オープンソース・ソフトウェアのライセンス形態が変更されることは時折、発生する。その理由はさまざまだが、ライセンス変更の動きはユーザーやプロジェクトが何を求めているのかを明確に示すことが多く興味深い。
最近では、MongoDBがいわゆる大手ベンダーによるフリーライドを戒めるためにライセンスをSSPLへ変更したほか、LLVMがライセンス変更の動きを活発にしている。
MongoDBは10月16日(米国時間)、「MongoDB now released under the Server Side Public License | MongoDB」において、MongoDBのライセンスを「Server Side Public License (SSPL)」に変更したと発表した。MongoDBはSSPLがOSIからオープンソース・ソフトウェアとしての承認を得ることができると確信していると説明しているほか、SSPLにすることで大手クラウドベンダーなどこれまでMongoDBコミュニティに対してフィードバックしてこなかった対象から協力が得られるようになるだろうと指摘している。
人気の高いコンパイラインフラストラクチャであるLLVMも長らくライセンス変更へ向けた取り組みを行っており、2018年10月16日(米国時間)に投函された「[llvm-dev] LLVM Relicensing Update」において再度取り組みへの協力を促した。

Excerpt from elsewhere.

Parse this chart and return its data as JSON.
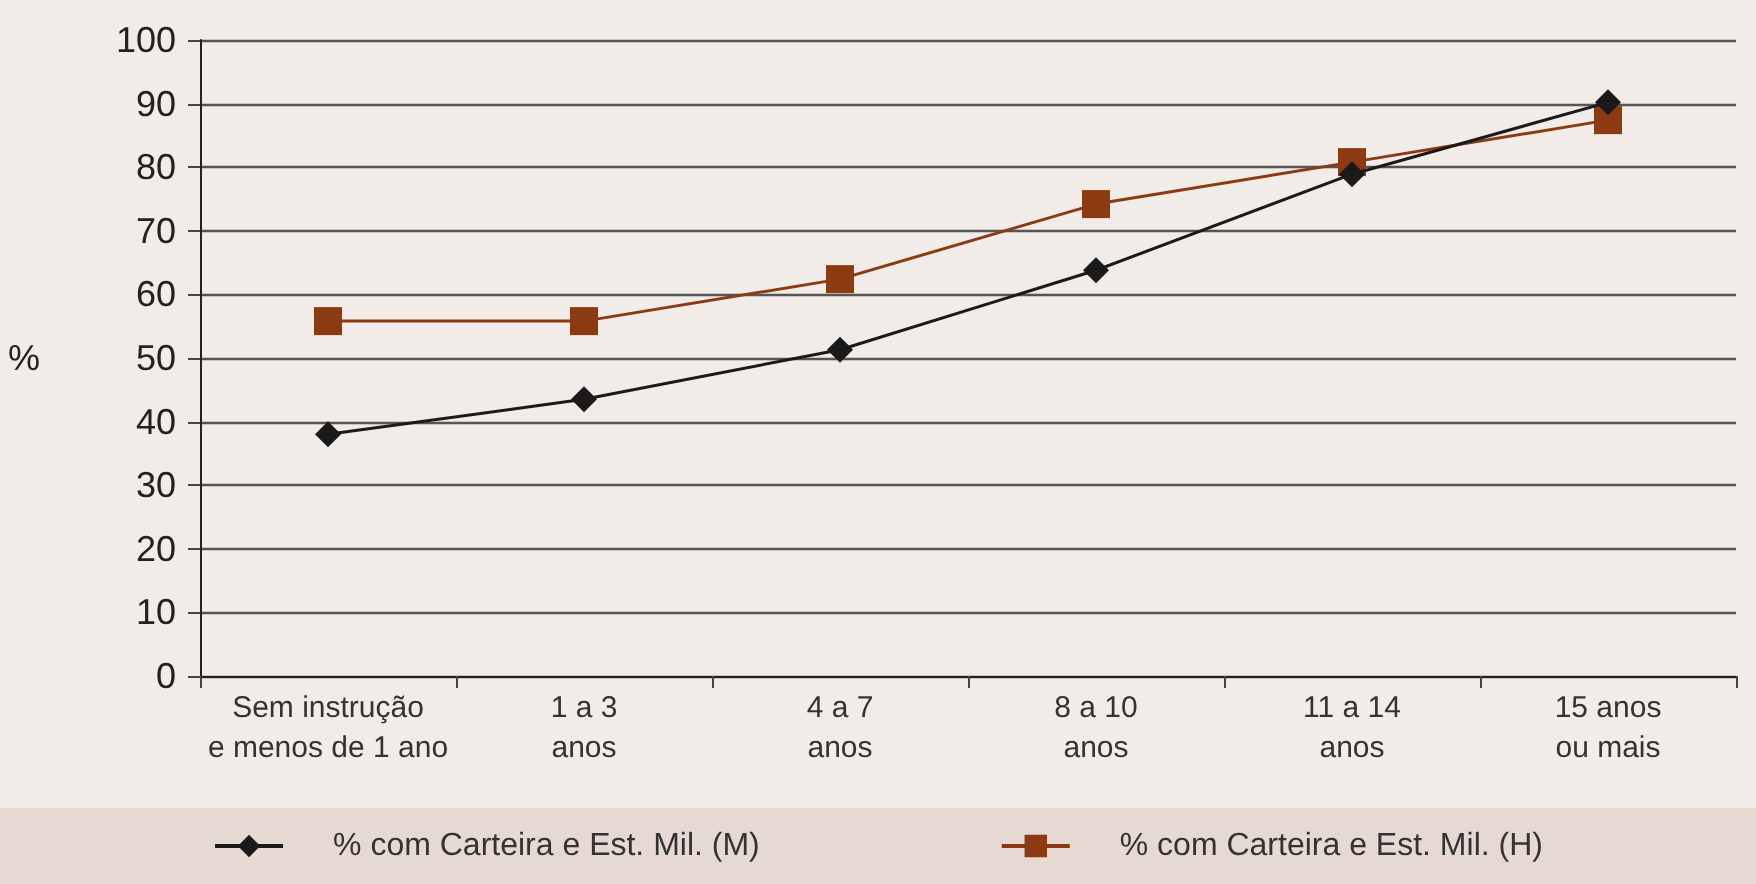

一方、LLVMのライセンス変更に関しては反対意見もある。同日、同じメーリングリストに「[llvm-dev] [libcxx-dev] LLVM Relicensing Update」が投函され、ライセンス変更を承認しないようにといった呼びかけが行われた。ライセンスを変更すればOpenBSDといったプロジェクトは新しいLLVMと取り込むことはできないとしており、利益にならないと指摘している。
オープンソース・ソフトウェアのライセンスといっても内容はそれぞれに異なっており、背景にある考え方も違っている。頻繁に発生するものではないが、オープンソース・ソフトウェアのライセンスが変更されることは珍しくなく、結果として他のオープンソース・プロジェクトなどに影響を与えることもある。